When searching for info on chronos I came across @zensins (long) essay here (https://forum.nim-lang.org/t/13322#80975) and found my impressions confirmed.
Now, to be fair, I'm not deep into Nim since quite some time.
Here is what I see:
Nim has become a confusing maze, in particular wrt to multi-threading an async. BS like "if using X lib, do not use Y and do use commandline switch Z". That may be acceptable for hardcore Nim fans but is apalling to the average developer. Also, while documentation is quite OK for Nim itself, I've seen plenty modules with poor to utterly crappy/meager or next to no documentation.
With chronos, for example, the documentation is very meager. So I looked at the source code - to find many procs having not even a fu**ing single descriptive line. To make it worse the few examples provided are quite minimalistic. Just one example: how to set a header for a client request?
All in all, I always (mis?-)took Nim to be a language with which simple things were simple and, if one was inclined to do so, one could dive deeper and do more complex things.
Why the hell should I use a language that isn't mainstream yet (read: far, far less code and docu to be found than for say, C or Pascal or ...) and at the end of the day is NOT simpler to work in than C?
I'm more and more under the impression that Nim is not on its way towards a serious widely used language (kindly note that when I say "Nim" I actually mean the whole 'eco-system' incl. tools and libraries).
Recently @Araq told me that 'Nimony' likely is what I want and 'Nim 3.x'. Sorry Araq, no, it highly likely (as in "almost certainly") will not. Because I've lost my trust in your ability to guide your baby well through the woods. Too many experiments, too many cooks in the kitchen. Don't get me wrong, I know that programming languages don't fall from trees, they require repeated attempts and experiments. But NOT in a way that suggests actual usability and lures people into actually using it instead of clearly putting a "Carefu! Experimental!!" label on top.
Well noted, I'm not cynical sarcastic or ill-willed in the least while writing this! I'm sad. I'm sad because a project I once had high hopes for and trust in increasingly looks derailed and out of control.
Angry I'm only at those who provide next to no docu and basically seem to follow the line "FU! I'm doing this only for myself and/or for fun".
I'm back to Ada and C and will only occasionally "play" with Nim. Who knows, maybe in a couple of years it will be actually usable and well documented. Hope one can ...

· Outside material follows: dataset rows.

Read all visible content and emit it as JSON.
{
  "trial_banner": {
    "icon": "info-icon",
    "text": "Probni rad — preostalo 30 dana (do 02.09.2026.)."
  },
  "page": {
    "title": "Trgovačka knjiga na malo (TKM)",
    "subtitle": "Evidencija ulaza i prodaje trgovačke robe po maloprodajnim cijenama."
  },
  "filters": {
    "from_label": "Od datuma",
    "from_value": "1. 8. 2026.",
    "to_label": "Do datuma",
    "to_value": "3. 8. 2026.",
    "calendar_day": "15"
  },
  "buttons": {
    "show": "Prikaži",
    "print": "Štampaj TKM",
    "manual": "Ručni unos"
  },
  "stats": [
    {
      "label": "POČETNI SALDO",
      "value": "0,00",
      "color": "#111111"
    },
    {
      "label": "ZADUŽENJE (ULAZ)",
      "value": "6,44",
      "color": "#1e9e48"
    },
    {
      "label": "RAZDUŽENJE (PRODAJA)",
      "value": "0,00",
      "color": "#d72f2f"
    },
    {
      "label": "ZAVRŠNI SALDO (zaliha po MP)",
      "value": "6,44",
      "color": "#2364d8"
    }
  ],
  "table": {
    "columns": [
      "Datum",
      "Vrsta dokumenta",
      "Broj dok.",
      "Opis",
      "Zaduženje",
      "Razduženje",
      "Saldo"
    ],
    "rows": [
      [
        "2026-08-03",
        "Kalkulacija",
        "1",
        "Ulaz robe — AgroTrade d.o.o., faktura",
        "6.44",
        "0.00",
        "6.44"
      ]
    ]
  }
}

P.S. and à propos C: The moment the straw broke was when I build a library in C and it was less painful than my bloody cumbersome and unnerving Nim attempt and the overall dev experience was better.
Yes, @Araq,
but with Nim the chance - sadly - is much, much higher to encounter libx with docu between non-existing and poor, including - again, sadly - libs that seem to be important and often mentioned.
Kindly note that I expressly said that Nim itself is decently (albeit far from perfectly) documented, so that "arrow" wasn't targetting you, or only insofar as you seem to welcome pretty much everything as "contribution". Being at that, tools and libs are important for a language to get wide acceptance.
Why such entitlement?
If you can make a better async lib or improve chronos, go ahead. If some libraries you need are missing in nim, wrap a C library or use C if wrapping is more effort than the benefit of using nim in the project. Why the drama?
This guy usually entitled and not interested in "being the change you want to see". See the last thread he created https://forum.nim-lang.org/t/13407#81396
I knew it was him by the tone not the username.
I have a completely different experience with Nim 🤷 Somehow I'm seeing well maintained and documented libs with open-minded and friendly people maintaining and developing them.
If you don't like something, just don't use it. Or, if you care enough, so the actual improvement you want to see.
We have a saying in Russian: a pig will always find dirt. It's a bit rude but the tone set in this thread is rude so I guess it fits.